The Big Boy Update: In addition to getting out of the crib, his vocabulary continues to grow quickly. Yesterday I was surprised how many body parts and items of clothing he knew from playing with the Mister Potato Head parts. He knew shoes and hats, arms and hands, eyes, noses, mouths and teeth. But he didn't know what one item was. I took it and said "mustache" and showed him where it went on my face. He spent the next several minutes trying to say the word and alternating putting it on my face and his face. When daddy came home later, he showed him too. The real test will be when we see someone with a mustache in the future and he recognizes it.
The Tiny Girl Chronicles: Aside from solving the crawling problem, she's been doing well. So well, that we take her into restaurants and sit her in a high chair now. She loves to sit up, bang on the table and watch everything happening. She far prefers that to sitting in the car seat in a chair the whole meal. So it's new car seat time. We're not sure if we're upgrading him and passing down to her, or getting one similar to his convertible that she can use. I see shopping in our new future. I am betting my husband has a coupon.

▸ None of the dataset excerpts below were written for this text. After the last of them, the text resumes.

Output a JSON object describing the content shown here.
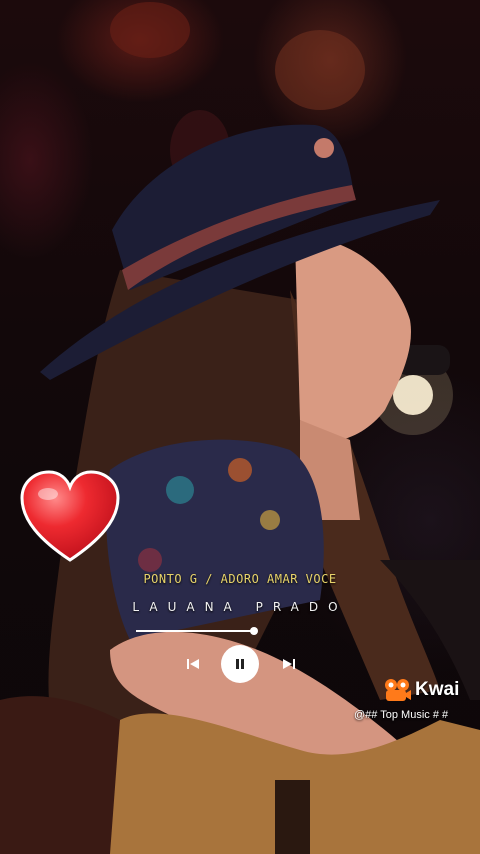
{
  "player": {
    "song_title": "PONTO G / ADORO AMAR VOCE",
    "artist": "LAUANA PRADO",
    "progress": 0.98
  },
  "watermark": {
    "brand": "Kwai",
    "handle": "@## Top Music # #"
  },
  "colors": {
    "title_text": "#e8d46a",
    "heart": "#e8222c",
    "brand_orange": "#ff7a1a"
  },
  "icons": [
    "heart-sticker-icon",
    "previous-track-icon",
    "pause-icon",
    "next-track-icon",
    "kwai-logo-icon"
  ]
}
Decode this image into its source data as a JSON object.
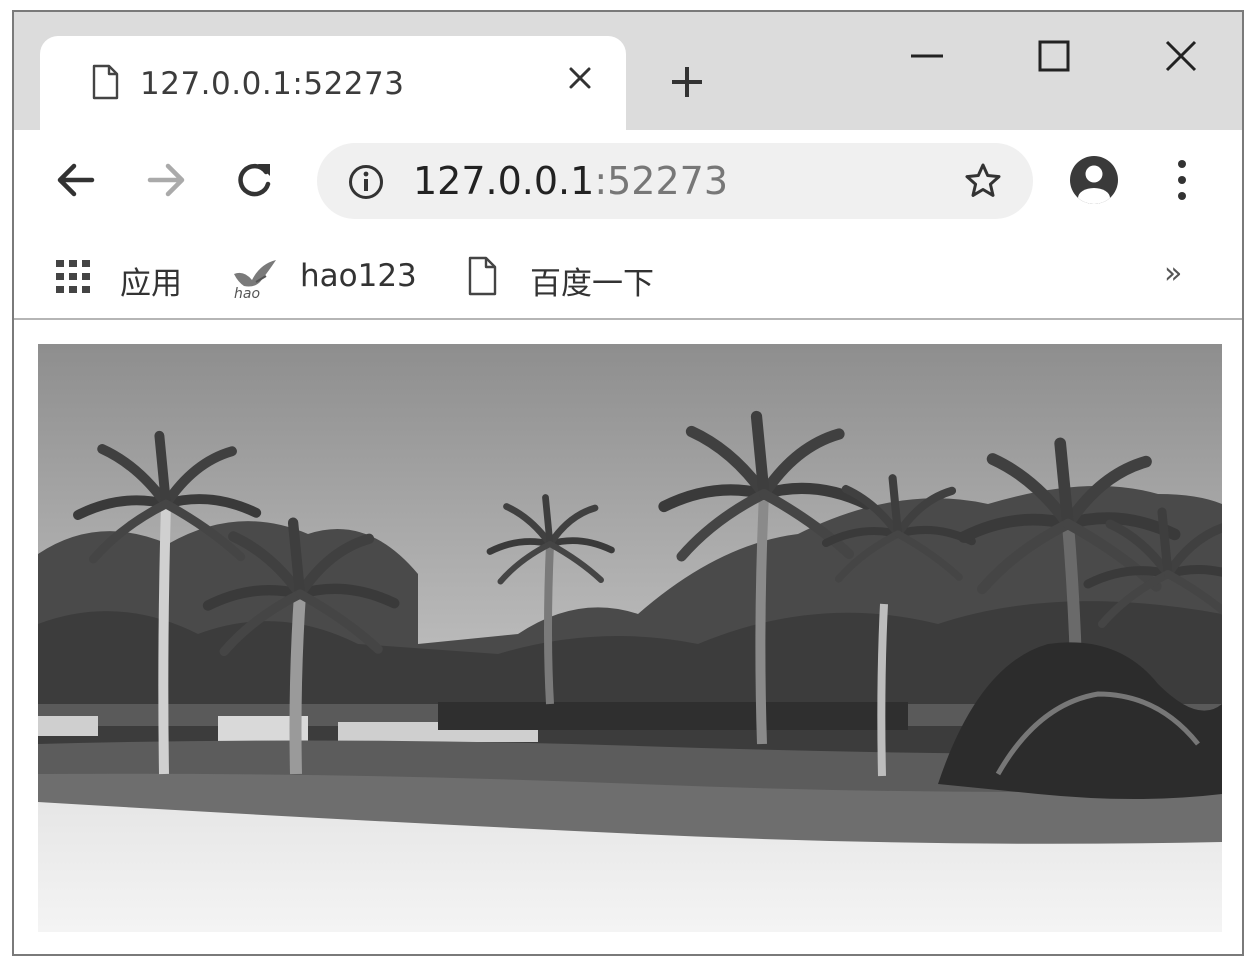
{
  "tab": {
    "title": "127.0.0.1:52273",
    "icon": "page-icon",
    "close_icon": "close-icon"
  },
  "new_tab_icon": "plus-icon",
  "window_controls": [
    "minimize-icon",
    "maximize-icon",
    "close-icon"
  ],
  "toolbar": {
    "back_icon": "arrow-left-icon",
    "forward_icon": "arrow-right-icon",
    "reload_icon": "reload-icon",
    "address": {
      "host": "127.0.0.1",
      "port": ":52273",
      "info_icon": "info-icon"
    },
    "bookmark_star_icon": "star-icon",
    "profile_icon": "account-icon",
    "menu_icon": "kebab-menu-icon"
  },
  "bookmarks": {
    "items": [
      {
        "label": "应用",
        "icon": "apps-grid-icon"
      },
      {
        "label": "hao123",
        "icon": "hao123-logo"
      },
      {
        "label": "百度一下",
        "icon": "page-icon"
      }
    ],
    "overflow": "»"
  },
  "content": {
    "image": "photo-palm-trees-beach"
  },
  "colors": {
    "titlebar": "#dcdcdc",
    "omnibox": "#f0f0f0",
    "window_border": "#7a7a7a"
  }
}
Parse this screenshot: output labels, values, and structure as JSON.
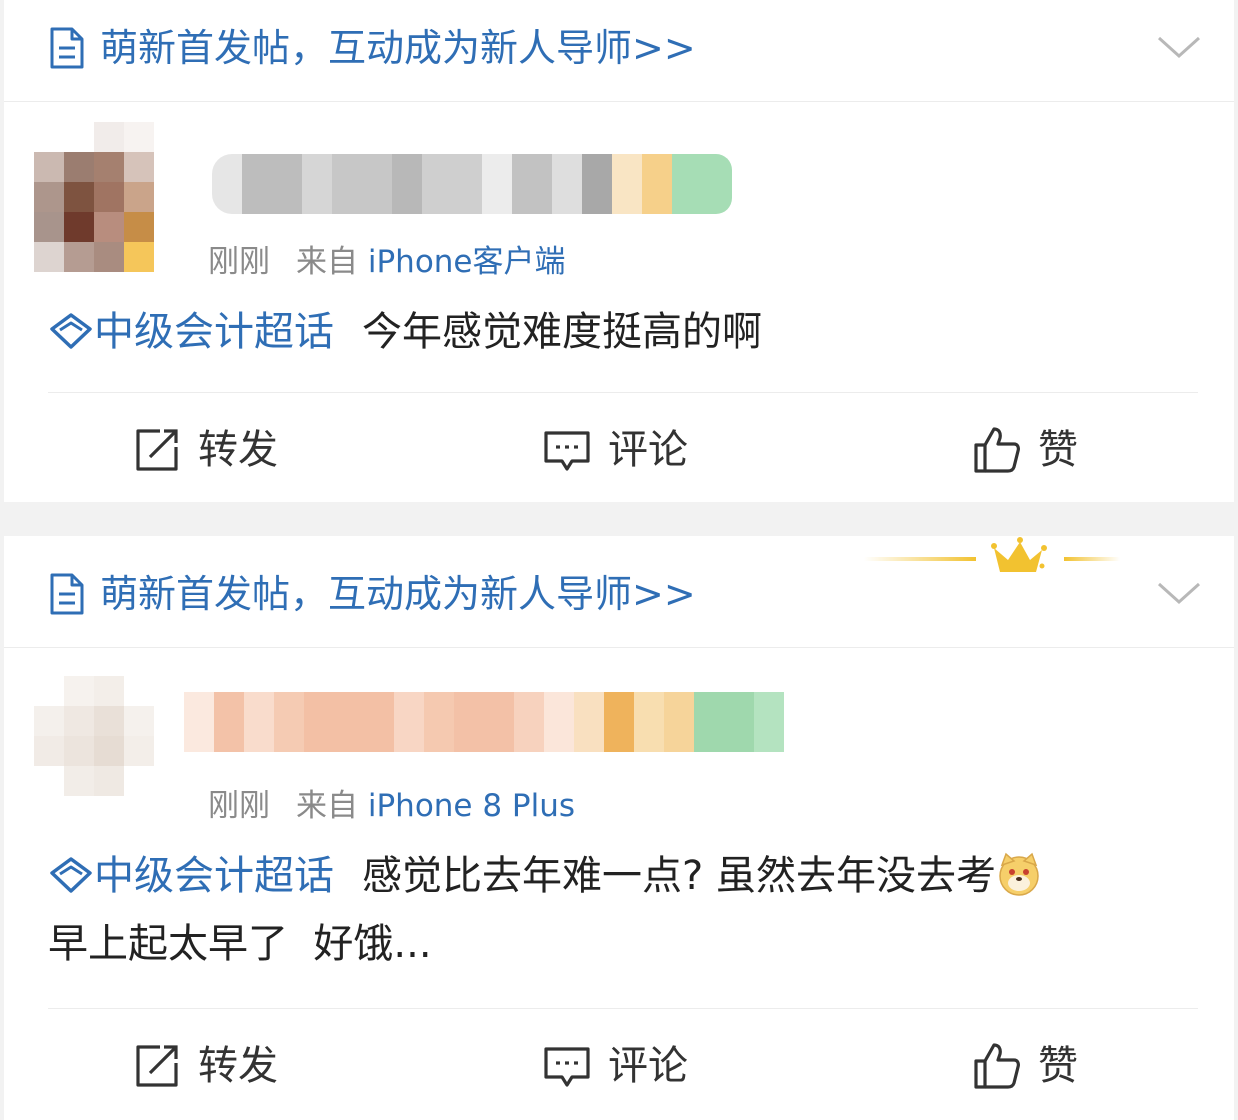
{
  "posts": [
    {
      "banner_text": "萌新首发帖，互动成为新人导师>>",
      "time": "刚刚",
      "from_label": "来自",
      "source": "iPhone客户端",
      "topic": "中级会计超话",
      "content": "今年感觉难度挺高的啊",
      "content_line2": "",
      "actions": {
        "repost": "转发",
        "comment": "评论",
        "like": "赞"
      }
    },
    {
      "banner_text": "萌新首发帖，互动成为新人导师>>",
      "time": "刚刚",
      "from_label": "来自",
      "source": "iPhone 8 Plus",
      "topic": "中级会计超话",
      "content": "感觉比去年难一点? 虽然去年没去考",
      "content_line2": "早上起太早了  好饿...",
      "actions": {
        "repost": "转发",
        "comment": "评论",
        "like": "赞"
      }
    }
  ],
  "colors": {
    "link_blue": "#2f6eb5",
    "meta_gray": "#8a8a8a",
    "page_bg": "#f2f2f2",
    "crown_gold": "#f2c230"
  },
  "icons": {
    "banner": "document-icon",
    "collapse": "chevron-down-icon",
    "topic": "diamond-icon",
    "repost": "share-icon",
    "comment": "comment-icon",
    "like": "thumbs-up-icon",
    "emoji": "doge-emoji-icon",
    "decoration": "crown-icon"
  }
}
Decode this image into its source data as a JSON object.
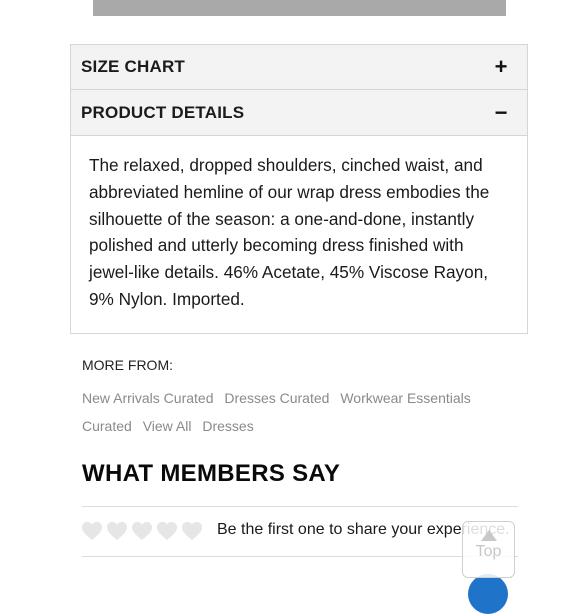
{
  "accordion": {
    "size_chart": {
      "title": "SIZE CHART",
      "sign": "+"
    },
    "product_details": {
      "title": "PRODUCT DETAILS",
      "sign": "−",
      "body": "The relaxed, dropped shoulders, cinched waist, and abbreviated hemline of our wrap dress embodies the silhouette of the season: a one-and-done, instantly polished and utterly becoming dress finished with jewel-like details. 46% Acetate, 45% Viscose Rayon, 9% Nylon. Imported."
    }
  },
  "more_from": {
    "label": "MORE FROM:",
    "links": [
      "New Arrivals Curated",
      "Dresses Curated",
      "Workwear Essentials Curated",
      "View All",
      "Dresses"
    ]
  },
  "reviews": {
    "title": "WHAT MEMBERS SAY",
    "rating_icon": "heart-icon",
    "rating_count": 5,
    "prompt": "Be the first one to share your experience."
  },
  "back_to_top": {
    "label": "Top",
    "icon": "up-arrow-icon"
  },
  "colors": {
    "heart": "#e6e6e6",
    "header_bg": "#f3f3f3",
    "link": "#8a8a8a",
    "accent_blue": "#1f73c9"
  }
}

Running Update: Pushing through the park. There's a run/bike path my husband and I like to go around in the large, natural park across the street. I have been in there with the double stroller before, casually walking with a friend, and my running partner said she'd be up for doing a brisk walk with the kids some day so I thought I'd try it out. Bad decision. The 5.6 mile walk was tough on two children who didn't want to spend an hour-and-a-half in their stroller in the middle of the hot summer. I brought food and beverages for them but that won't fix a messy diaper in the case of my daughter and they didn't enjoy miles of rocky, bumpy stroller time in the muggy heat. From a workout perspective, pushing a double stroller up a rocky incline was great, if slow. In order to make it home faster I ended up running some of the more groomed, downhill areas. Everyone was happy when we got back to the house.